Family Placement Based on Size


#1

Hi Everyone,

I’m working on using Dynamo to place revit files from an excel document. I’ve had success importing all the correct information, and now I’m trying to group items based on their sublist information. Dynamo

Each sublist value from the ‘List.GetItemAtIndex’ node represents the width of each different family. They are grouped in their sublists based on their “department” which was specified in the excel document.

I am able to place them based on their width (x-direction) using the code block ‘Geometry.Point.ByCoordinates’, and am now trying to split them, based on their “department” and array them in the y direction, such that sublist [0] (List.GetItemAtIndex) would have y-value[0] from ‘List.Maximum’, sublist[1] would have y-value[1] and so on.

 

I have pulled as much information I can from here: http://dynamobim.com/forums/topic/placing-multiple-families-using-an-excel-document/ A post that is trying to achieve something similar (special thanks to Dimitar Venkov for his Python Script) but keep getting stuck.

 

Thanks Everyone!!


#2

Hello Edward,

The last step would be to create vectors from your values and use “Point.Add” and “List.Combine” on them. You’ll probably want to perform a similar addition for the Y values as you did for the X values.

2015-03-25_153135


#3

Dimitar,

That worked perfect! Thank you!

 

I’m now trying to put that list into the string attached (I believe you helped with this some days ago).

Dynamo

 

I see that the ‘List.Sublist’ node is combining each item with the following item, but I cant seem to figure out how to do that to a list of lists.

Any Thoughts?

 

Thanks again, this has been a huge help!


#4

Hi Ed,

You basically need to apply the same actions in each direction. The only difference is that because we’re grouping the items along the X axis, we end up wit a list of sub-lists. By placing a few handy “List.Map” nodes, we can take care of that problem. I’ve tried to break down the process below. Red is our X axis, green is our Y axis and blue is the final step that joins the two.

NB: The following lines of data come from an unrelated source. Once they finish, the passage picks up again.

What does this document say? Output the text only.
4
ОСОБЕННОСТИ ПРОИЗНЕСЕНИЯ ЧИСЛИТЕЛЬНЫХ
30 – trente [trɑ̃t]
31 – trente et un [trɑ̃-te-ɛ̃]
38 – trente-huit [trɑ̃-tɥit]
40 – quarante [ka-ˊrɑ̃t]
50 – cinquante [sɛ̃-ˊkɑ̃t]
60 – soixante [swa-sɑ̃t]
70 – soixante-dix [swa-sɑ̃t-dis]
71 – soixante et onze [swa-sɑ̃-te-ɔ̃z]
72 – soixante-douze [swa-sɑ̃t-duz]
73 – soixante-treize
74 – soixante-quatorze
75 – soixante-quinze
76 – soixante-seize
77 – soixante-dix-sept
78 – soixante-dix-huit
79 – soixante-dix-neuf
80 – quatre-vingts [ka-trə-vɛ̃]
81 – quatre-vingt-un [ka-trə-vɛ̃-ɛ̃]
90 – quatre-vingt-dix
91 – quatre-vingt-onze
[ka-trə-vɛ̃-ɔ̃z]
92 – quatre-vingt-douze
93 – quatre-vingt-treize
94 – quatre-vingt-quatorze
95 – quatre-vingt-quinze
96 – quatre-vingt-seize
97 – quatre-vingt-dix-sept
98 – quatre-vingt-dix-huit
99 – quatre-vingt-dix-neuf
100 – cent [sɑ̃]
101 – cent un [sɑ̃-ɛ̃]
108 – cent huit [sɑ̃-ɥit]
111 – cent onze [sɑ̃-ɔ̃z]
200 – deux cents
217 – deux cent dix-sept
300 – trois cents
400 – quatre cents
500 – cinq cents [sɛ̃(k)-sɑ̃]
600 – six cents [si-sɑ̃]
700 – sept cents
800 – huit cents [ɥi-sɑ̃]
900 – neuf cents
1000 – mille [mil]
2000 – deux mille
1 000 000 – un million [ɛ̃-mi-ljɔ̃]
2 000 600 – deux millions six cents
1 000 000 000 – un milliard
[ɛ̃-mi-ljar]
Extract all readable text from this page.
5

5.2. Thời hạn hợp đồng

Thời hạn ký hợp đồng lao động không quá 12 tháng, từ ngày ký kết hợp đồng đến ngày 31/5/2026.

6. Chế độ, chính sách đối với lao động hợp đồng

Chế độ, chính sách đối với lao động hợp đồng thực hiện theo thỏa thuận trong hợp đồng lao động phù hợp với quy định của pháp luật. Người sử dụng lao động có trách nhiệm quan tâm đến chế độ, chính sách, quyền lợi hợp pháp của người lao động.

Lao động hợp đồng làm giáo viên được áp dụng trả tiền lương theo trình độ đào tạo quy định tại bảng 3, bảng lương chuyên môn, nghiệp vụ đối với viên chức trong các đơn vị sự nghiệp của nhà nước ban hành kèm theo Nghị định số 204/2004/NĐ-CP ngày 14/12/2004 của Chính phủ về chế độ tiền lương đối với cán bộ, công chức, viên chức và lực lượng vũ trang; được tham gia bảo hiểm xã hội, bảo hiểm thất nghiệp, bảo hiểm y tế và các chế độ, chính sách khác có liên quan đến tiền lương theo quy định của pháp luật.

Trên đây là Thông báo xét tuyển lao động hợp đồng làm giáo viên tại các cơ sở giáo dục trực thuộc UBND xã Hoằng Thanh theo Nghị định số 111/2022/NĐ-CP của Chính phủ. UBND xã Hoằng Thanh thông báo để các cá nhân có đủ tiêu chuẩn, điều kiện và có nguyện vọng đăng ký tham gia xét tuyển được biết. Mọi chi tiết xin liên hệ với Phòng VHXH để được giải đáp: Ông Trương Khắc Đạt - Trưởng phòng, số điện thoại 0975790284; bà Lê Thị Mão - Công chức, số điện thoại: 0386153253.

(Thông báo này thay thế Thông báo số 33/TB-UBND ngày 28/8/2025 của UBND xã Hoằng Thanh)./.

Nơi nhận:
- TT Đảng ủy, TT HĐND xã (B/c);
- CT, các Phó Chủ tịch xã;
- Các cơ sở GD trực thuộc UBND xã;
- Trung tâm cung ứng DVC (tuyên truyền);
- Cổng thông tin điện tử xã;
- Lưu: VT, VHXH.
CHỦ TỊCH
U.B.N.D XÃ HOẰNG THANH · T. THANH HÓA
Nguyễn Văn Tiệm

You can ignore the initial code block because I just use it to generate some random sizes for my “families”(for the sake of simplicity I’m using circles).

Because our Y values are a nice flat list, we don’t really need to bother with any python code and can use the “List.Seed” node to add together each item.

However I can’t for the life of me figure out how to hook up the “List.Seed” node to a nested list and that’s why I resort to python code again. I’ve had to modify it a bit so that it can handle the nested list of X values.

2015-03-26_135505


#5

Dimitar,

Thanks again for all the help! Python seems like such a valuable tool for this.


#6

Nice to hear, Edward. Do you mind sharing a picture of the final outcome? I’m curious how it ended up looking.